The Custom exhaust on this one is a gem. The single cylinder breathes through an all stainless system, featuring an anti reverb chamber and dual single sided 43mm/1 5/8″ torpedo mufflers with internal torque cones to keep it from breathing too wide open.
Other touches included, re-laced wheels, custom Motogadget Motoscope mount, trimmed up fenders and clip on bars with upgraded levers/throttle.
From head to toe the electrics on this little rip around were given the PBM treatment.
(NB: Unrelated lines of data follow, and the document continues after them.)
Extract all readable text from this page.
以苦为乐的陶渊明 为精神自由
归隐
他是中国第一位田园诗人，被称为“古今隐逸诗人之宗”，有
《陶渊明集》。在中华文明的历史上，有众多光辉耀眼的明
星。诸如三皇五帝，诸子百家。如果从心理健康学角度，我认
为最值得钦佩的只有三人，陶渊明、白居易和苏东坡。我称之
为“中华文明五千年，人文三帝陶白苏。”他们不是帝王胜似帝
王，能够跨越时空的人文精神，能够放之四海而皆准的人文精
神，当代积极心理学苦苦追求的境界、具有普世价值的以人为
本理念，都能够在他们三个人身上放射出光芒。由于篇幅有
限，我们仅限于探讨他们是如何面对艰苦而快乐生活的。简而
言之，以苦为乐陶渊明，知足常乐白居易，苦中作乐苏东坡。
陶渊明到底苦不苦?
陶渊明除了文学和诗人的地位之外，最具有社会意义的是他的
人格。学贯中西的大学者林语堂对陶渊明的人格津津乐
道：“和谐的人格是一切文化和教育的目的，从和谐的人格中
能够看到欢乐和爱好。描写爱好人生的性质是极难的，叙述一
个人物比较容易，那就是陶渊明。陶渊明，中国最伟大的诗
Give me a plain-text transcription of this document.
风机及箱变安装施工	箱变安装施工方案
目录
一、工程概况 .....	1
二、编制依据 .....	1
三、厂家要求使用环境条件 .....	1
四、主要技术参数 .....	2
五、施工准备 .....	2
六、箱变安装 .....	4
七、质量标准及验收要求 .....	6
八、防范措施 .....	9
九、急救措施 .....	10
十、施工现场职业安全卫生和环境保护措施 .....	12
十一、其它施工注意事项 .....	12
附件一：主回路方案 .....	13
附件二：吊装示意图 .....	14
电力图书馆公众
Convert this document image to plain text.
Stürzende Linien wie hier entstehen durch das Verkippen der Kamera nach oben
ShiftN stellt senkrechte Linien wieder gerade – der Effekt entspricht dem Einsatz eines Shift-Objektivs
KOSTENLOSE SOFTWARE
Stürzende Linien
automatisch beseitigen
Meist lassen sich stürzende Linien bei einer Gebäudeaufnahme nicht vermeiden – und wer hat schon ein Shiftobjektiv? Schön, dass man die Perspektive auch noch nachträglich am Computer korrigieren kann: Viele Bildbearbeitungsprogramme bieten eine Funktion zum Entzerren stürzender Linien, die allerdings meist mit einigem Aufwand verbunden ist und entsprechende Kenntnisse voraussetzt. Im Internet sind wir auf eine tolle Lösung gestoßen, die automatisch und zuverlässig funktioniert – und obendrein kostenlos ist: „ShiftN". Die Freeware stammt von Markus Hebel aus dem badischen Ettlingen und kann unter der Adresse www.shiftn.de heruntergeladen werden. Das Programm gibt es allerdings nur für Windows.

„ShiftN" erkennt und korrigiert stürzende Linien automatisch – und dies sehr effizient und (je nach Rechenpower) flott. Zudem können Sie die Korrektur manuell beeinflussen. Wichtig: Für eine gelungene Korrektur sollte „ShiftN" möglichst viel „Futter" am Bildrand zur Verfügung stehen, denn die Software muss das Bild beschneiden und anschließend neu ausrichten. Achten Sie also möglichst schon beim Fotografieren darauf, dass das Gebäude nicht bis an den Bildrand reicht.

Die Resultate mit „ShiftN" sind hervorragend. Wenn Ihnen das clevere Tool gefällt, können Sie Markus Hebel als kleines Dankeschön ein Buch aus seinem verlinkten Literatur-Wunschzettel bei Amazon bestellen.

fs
From the upgraded push button switches, tucked away starter controls, to the New release V2 indicators and prototype Solar flare LED headlight set for release July 2017. Also Tucked away neatly are the brains of the operation, the latest version of the Black box control module.
The finishing touches before assembly were a Midnight Blue and Silver paint job with some classically styled Shinko E270 tyres. From where it started the Scorpio is almost unrecognizable. The lines have been straightened out and the Scorpio received a café racer touch of class.
From the get go I was skeptical of the lengths of modification the rider wanted out of such a small bike. I have well and truly had to eat my words on this one, the Scorpio is a blast to ride. The snug riding position, and super light handling really lets you ring out every bit of power the Yamaha has to offer. It’s no super sport, but around town and through some tight corners, you can’t get the smile off your face.